Dr. Moores Todd called Life Flight. Larry needed a Level I trauma center, but it wasn’t clear he would survive the 12-minute flight to Intermountain Medical Center. Covering all options, she called the Park City on-call surgeon.
“We had stopped for lunch,” said anesthesiologist Nate Kofford, MD. “This guy had about 10 miracles happen that day, and one of them was that we weren’t operating on someone else at that moment. Otherwise, he could have died.”
Another miracle: the on-call surgeon at Park City that day, Shane Lewis, MD, usually works at IMED’s Level I Trauma Center and was familiar with the system resources needed for this complex care.
Third miracle: Dr. Lewis wasn’t the only trauma surgeon in the Park City hospital. John Sutherland, MD, a surgeon at St. George Regional Hospital, happened to be visiting a family member that day. The two surgeons had connected earlier to discuss an unrelated case.

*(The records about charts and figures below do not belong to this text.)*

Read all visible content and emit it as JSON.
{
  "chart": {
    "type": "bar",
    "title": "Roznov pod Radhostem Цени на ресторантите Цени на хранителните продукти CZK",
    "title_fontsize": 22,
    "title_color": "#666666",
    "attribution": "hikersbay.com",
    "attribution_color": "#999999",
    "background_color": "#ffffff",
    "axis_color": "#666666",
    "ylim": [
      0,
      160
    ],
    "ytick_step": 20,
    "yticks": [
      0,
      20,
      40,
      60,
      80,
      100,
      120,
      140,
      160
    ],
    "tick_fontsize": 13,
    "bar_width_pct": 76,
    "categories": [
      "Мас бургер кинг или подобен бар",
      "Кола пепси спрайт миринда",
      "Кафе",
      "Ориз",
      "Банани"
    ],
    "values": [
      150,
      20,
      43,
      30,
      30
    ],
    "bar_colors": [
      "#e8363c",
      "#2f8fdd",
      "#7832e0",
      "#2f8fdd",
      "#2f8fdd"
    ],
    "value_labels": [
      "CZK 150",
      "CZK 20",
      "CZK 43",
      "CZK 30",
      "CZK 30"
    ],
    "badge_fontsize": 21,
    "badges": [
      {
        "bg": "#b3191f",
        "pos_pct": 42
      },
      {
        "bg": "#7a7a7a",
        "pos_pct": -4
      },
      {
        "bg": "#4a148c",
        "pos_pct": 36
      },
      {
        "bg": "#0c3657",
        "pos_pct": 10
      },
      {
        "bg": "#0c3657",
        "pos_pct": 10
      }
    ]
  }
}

With Life Flight on the way, Larry was still bleeding uncontrollably into his abdomen, requiring continuous transfusion of blood. His condition was precarious.
The Park City surgery team made the call to hold off on the next case until Larry was on the helicopter to IMED. Just as he was getting loaded, his blood pressure dropped again. He needed surgery immediately.
There was no way he was going to survive the flight.
Throughout the hospital, technicians, nurses, supply personnel, administrators, and many more jumped into action. Matt Shirley, MD, an orthopedic surgeon who was between cases, scrubbed in as circulator for the surgery as well.
Dr. Lewis made calls on his way there: one to Dr. Sutherland and another to the hospital administrator. The paperwork would be key. He hoped to have Dr. Sutherland assist in the OR, but it was just as crucial for Dr. Sutherland to be properly credentialed to be there. Dr. Kofford knew he’d need help too. He sent out a group text to his partners.
Park City CEO Lori Weston was waiting outside the OR with Dr. Sutherland’s paperwork. She worked with medical staff president Austin Smith, MD, to complete the paperwork and drove in immediately to make sure it got signed. Dr. Sutherland signed it and scrubbed in.
The Life Flight team waited in the hall. More miracles: They brought several units of blood with them. The surgery team needed them all. Larry had five liters of blood in his stomach and needed all the blood available.
“I clamped the artery, stopping the blood loss,” said Dr. Lewis. “And when I looked up, there were four anesthesiologists in the room. That was incredible.”
The team cleared the rest of Larry’s shattered spleen from his abdomen and ligated the hemorrhaging arteries. Larry was stable, but he wasn’t out of the woods.
At a Trauma I center, there’s a vacuum device used to seal up a patient’s surgical incision without stitches when the team will need to open it up again. They didn’t have that at Park City. Dr. Lewis improvised one using part of the surgical drape and a couple of chest tubes.
“We call that a combat vac,” he said.
Within 40 minutes, Larry was ready for the flight.
“This case shows we really are better together,” said Dr. Moores Todd. “When we needed help, people showed up. But we’re also an integrated health network. We all worked together, and this patient received care equivalent to a Level I trauma center that day.”
“My role was just paperwork,” said Lori. “Paperwork normally holds up a process, but in this case it was a critical piece that allowed a life to be saved. As I left the hospital that evening, I remember thinking that no one but our team knows the resources and love it took to save that patient’s life.”
And Larry? He was discharged from IMED a week later. Six weeks after that, the team called to check on him. He answered the phone out of breath.
“He’d been riding hard on his stationary bike,” said Dr. Moores Todd.